Nomura, Puyin International and others are bullish, setting target prices at HK$1148 and HK$1198, believing that same-store growth and store expansion (9 new stores planned to exceed expectations in 2025) will absorb high valuations; However, UBS warned that there is a "bubble" in the expected net profit of 5.5 billion yuan for the whole year. If the rise in gold prices slows down, gross profit margins will be under pressure.
It is worth noting that the current P/E ratio (TTM) of Laopu gold is as high as 80 times, far exceeding the industry average (22 times for Chow Tai Fook and 8 times for Lao Fengxiang), and even exceeding the combined market value of the three major jewellers in Hong Kong stocks.

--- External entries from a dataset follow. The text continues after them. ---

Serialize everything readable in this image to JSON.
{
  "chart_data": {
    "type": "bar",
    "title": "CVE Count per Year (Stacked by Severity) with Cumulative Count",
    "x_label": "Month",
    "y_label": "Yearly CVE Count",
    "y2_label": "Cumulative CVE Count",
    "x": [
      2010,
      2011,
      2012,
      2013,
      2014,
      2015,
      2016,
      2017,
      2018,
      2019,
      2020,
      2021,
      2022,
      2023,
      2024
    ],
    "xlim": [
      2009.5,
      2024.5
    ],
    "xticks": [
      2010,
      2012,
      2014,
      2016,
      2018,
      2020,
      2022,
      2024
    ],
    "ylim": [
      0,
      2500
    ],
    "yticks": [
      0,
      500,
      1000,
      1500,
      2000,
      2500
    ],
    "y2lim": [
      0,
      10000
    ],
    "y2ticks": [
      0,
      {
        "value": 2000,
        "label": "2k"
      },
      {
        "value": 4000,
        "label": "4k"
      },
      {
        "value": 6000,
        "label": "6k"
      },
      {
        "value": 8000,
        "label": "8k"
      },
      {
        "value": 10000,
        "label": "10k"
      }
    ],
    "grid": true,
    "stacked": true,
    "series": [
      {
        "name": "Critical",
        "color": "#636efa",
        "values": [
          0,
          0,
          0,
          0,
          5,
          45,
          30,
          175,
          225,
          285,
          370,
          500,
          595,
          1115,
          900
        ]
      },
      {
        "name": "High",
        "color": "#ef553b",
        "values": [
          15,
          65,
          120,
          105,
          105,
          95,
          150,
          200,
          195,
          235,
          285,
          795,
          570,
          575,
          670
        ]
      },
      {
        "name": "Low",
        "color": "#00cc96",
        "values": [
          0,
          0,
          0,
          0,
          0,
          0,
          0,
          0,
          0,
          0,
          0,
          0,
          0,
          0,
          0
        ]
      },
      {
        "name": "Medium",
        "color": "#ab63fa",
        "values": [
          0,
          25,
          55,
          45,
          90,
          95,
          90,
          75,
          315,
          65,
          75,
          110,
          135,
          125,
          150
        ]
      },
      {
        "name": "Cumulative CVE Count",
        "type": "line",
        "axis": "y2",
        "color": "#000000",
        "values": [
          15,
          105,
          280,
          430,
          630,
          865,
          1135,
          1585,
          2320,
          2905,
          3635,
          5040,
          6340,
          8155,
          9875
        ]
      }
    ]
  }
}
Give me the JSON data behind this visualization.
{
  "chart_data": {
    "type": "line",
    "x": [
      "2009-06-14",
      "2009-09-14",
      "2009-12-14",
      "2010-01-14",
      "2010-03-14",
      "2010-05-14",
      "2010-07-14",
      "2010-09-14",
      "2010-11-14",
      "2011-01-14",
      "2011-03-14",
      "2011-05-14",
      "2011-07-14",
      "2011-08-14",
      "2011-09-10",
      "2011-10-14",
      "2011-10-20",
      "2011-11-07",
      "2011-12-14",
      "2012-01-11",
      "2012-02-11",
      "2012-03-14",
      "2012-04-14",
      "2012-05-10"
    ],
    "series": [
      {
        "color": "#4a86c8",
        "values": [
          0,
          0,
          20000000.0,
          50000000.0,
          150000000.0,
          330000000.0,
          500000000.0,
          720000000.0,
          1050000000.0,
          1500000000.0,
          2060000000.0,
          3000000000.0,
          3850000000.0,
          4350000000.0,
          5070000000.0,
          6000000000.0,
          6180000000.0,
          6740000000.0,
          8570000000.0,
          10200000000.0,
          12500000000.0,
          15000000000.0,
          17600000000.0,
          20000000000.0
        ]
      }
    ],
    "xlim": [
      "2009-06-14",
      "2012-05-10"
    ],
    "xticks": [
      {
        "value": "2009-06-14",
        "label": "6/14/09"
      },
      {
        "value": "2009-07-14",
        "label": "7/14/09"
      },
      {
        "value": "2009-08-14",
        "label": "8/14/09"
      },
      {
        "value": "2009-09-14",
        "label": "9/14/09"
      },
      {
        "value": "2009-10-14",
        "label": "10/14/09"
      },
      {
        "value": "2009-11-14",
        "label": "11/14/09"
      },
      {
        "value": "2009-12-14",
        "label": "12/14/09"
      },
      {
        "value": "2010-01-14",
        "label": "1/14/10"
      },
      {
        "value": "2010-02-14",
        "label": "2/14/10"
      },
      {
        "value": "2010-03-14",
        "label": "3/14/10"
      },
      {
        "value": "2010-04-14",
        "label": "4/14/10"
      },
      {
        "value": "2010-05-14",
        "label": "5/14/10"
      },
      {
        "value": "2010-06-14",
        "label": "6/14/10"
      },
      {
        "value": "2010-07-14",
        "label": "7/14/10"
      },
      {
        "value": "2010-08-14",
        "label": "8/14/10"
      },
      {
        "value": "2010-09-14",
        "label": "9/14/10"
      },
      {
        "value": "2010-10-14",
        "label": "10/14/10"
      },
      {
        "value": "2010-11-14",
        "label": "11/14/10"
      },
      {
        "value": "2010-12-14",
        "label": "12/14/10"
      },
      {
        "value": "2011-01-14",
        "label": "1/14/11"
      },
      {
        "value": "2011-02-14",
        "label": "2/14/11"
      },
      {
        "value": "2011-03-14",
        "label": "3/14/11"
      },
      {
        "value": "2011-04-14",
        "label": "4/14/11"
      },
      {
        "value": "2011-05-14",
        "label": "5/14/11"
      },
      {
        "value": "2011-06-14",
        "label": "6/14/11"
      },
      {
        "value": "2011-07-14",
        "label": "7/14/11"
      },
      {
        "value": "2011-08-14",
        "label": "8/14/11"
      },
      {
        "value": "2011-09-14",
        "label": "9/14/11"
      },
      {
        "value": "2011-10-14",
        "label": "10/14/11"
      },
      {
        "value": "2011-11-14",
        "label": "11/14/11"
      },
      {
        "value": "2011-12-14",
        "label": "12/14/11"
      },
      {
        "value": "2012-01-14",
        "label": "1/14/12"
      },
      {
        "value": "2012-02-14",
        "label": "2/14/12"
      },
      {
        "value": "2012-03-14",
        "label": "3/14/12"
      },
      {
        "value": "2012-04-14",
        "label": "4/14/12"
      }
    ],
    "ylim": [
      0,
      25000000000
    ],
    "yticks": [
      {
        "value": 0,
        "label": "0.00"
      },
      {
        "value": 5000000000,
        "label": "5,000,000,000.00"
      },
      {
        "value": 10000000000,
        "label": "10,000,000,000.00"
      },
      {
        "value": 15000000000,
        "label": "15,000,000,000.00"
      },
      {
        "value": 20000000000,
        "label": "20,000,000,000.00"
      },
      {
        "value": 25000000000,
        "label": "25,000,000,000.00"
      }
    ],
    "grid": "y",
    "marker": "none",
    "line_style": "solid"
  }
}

The paradox of Laopu gold is that its growth is highly bound to the gold bull market, but it cannot escape the strangulation of the cyclical law.From January to April 2025, the price of gold rose by 34%, and the company only raised the price by 10% in February, resulting in a decline in the gross profit margin of pure gold products in the second quarter.To maintain profits, it is forced to adopt a more aggressive price increase strategy, but this will further weaken value for money and test consumers 'willingness to pay for the "brand story."
The more far-reaching risk is that the consumer and investment attributes of gold jewelry are being separated: when gold prices fluctuate at high levels, consumers may turn to pure investment products such as gold bars or wait for promotional discounts, causing store growth to slow down.However, whether attempts to expand the international market (such as the Sands Store in Singapore) can open up new volumes still need to verify the acceptance of its cultural premium in overseas markets.